Hoy más que nunca pienso en Emilia Boneva. Ella no solo me colocó en esa ruleta que supo parar a tiempo para ser una de las elegidas de la nueva generación si no que fue el pico de una pirámide que hoy se visualiza invertida. Ella elegía, ella decidía, ella tenía las riendas de lo que era lo mejor para nuestra gimnasia. No tenía miedo a sus decisiones. No le importaba la ambición de los clubs ni las comunidades autónomas, importaba la calidad y el futuro.
El tiempo, ese que a veces quisiéramos parar, me ha ayudado a ver con perspectiva y sin apegos su trabajo, su labor y cómo todo lo que ocurrió desde el día en que pisé el Moscardó por primera vez ha influido en mí.

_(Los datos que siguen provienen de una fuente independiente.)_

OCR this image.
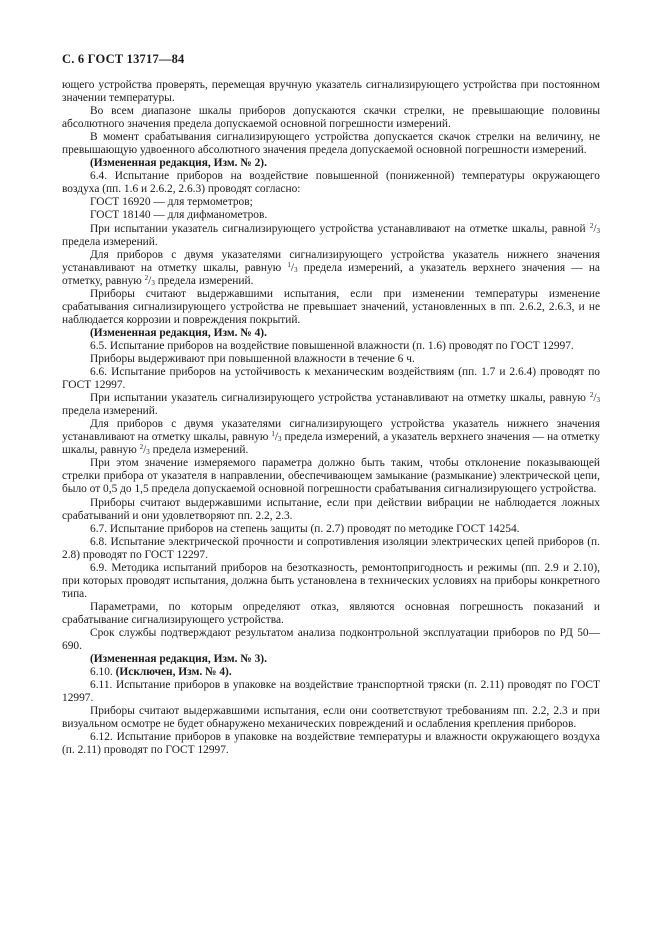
С. 6 ГОСТ 13717—84

ющего устройства проверять, перемещая вручную указатель сигнализирующего устройства при постоянном значении температуры.

Во всем диапазоне шкалы приборов допускаются скачки стрелки, не превышающие половины абсолютного значения предела допускаемой основной погрешности измерений.

В момент срабатывания сигнализирующего устройства допускается скачок стрелки на величину, не превышающую удвоенного абсолютного значения предела допускаемой основной погрешности измерений.

(Измененная редакция, Изм. № 2).

6.4. Испытание приборов на воздействие повышенной (пониженной) температуры окружающего воздуха (пп. 1.6 и 2.6.2, 2.6.3) проводят согласно:

ГОСТ 16920 — для термометров;

ГОСТ 18140 — для дифманометров.

При испытании указатель сигнализирующего устройства устанавливают на отметке шкалы, равной $^2/_3$ предела измерений.

Для приборов с двумя указателями сигнализирующего устройства указатель нижнего значения устанавливают на отметку шкалы, равную $^1/_3$ предела измерений, а указатель верхнего значения — на отметку, равную $^2/_3$ предела измерений.

Приборы считают выдержавшими испытания, если при изменении температуры изменение срабатывания сигнализирующего устройства не превышает значений, установленных в пп. 2.6.2, 2.6.3, и не наблюдается коррозии и повреждения покрытий.

(Измененная редакция, Изм. № 4).

6.5. Испытание приборов на воздействие повышенной влажности (п. 1.6) проводят по ГОСТ 12997.

Приборы выдерживают при повышенной влажности в течение 6 ч.

6.6. Испытание приборов на устойчивость к механическим воздействиям (пп. 1.7 и 2.6.4) проводят по ГОСТ 12997.

При испытании указатель сигнализирующего устройства устанавливают на отметку шкалы, равную $^2/_3$ предела измерений.

Для приборов с двумя указателями сигнализирующего устройства указатель нижнего значения устанавливают на отметку шкалы, равную $^1/_3$ предела измерений, а указатель верхнего значения — на отметку шкалы, равную $^2/_3$ предела измерений.

При этом значение измеряемого параметра должно быть таким, чтобы отклонение показывающей стрелки прибора от указателя в направлении, обеспечивающем замыкание (размыкание) электрической цепи, было от 0,5 до 1,5 предела допускаемой основной погрешности срабатывания сигнализирующего устройства.

Приборы считают выдержавшими испытание, если при действии вибрации не наблюдается ложных срабатываний и они удовлетворяют пп. 2.2, 2.3.

6.7. Испытание приборов на степень защиты (п. 2.7) проводят по методике ГОСТ 14254.

6.8. Испытание электрической прочности и сопротивления изоляции электрических цепей приборов (п. 2.8) проводят по ГОСТ 12297.

6.9. Методика испытаний приборов на безотказность, ремонтопригодность и режимы (пп. 2.9 и 2.10), при которых проводят испытания, должна быть установлена в технических условиях на приборы конкретного типа.

Параметрами, по которым определяют отказ, являются основная погрешность показаний и срабатывание сигнализирующего устройства.

Срок службы подтверждают результатом анализа подконтрольной эксплуатации приборов по РД 50—690.

(Измененная редакция, Изм. № 3).

6.10. (Исключен, Изм. № 4).

6.11. Испытание приборов в упаковке на воздействие транспортной тряски (п. 2.11) проводят по ГОСТ 12997.

Приборы считают выдержавшими испытания, если они соответствуют требованиям пп. 2.2, 2.3 и при визуальном осмотре не будет обнаружено механических повреждений и ослабления крепления приборов.

6.12. Испытание приборов в упаковке на воздействие температуры и влажности окружающего воздуха (п. 2.11) проводят по ГОСТ 12997.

El tiempo me ha ayudado a entender que cuando entras a formar parte de ese lugar nuevo alguien tiene que salir, o tu calidad puede hacer que quien decide pueda de repente prescindir de otra incorporación que en su momento creía la mejor opción.
Ella decidía con criterio, con profesionalidad, con rotundidad y no se equivocaba.
Tras su retiro a su Bulgaria natal siguió mi carrera. Fue uno de mis pilares más importantes en el año más duro de mi carrera 2003/2004. Recuerdo nuestro encuentro en Barcelona: su mirada llena de sabiduría y su experiencia reduciéndome las pulsaciones y consiguiendo crear esa burbuja que me aislaba de una tendencia destructiva de quienes conciben el deporte como una forma de alimentar su ego y que amenazaba cada uno de mis días.
Le debía una visita a esa casa de campo de la que tanto hablaba en sus ratos libres y trayectos en furgoneta al gimnasio con Simeon al otro lado de la palanca de cambio. Le debía una visita a su hogar.
Ella es esa mujer que está sin estar en la gimnasia y que hoy más que nunca estamos huérfanos de ella.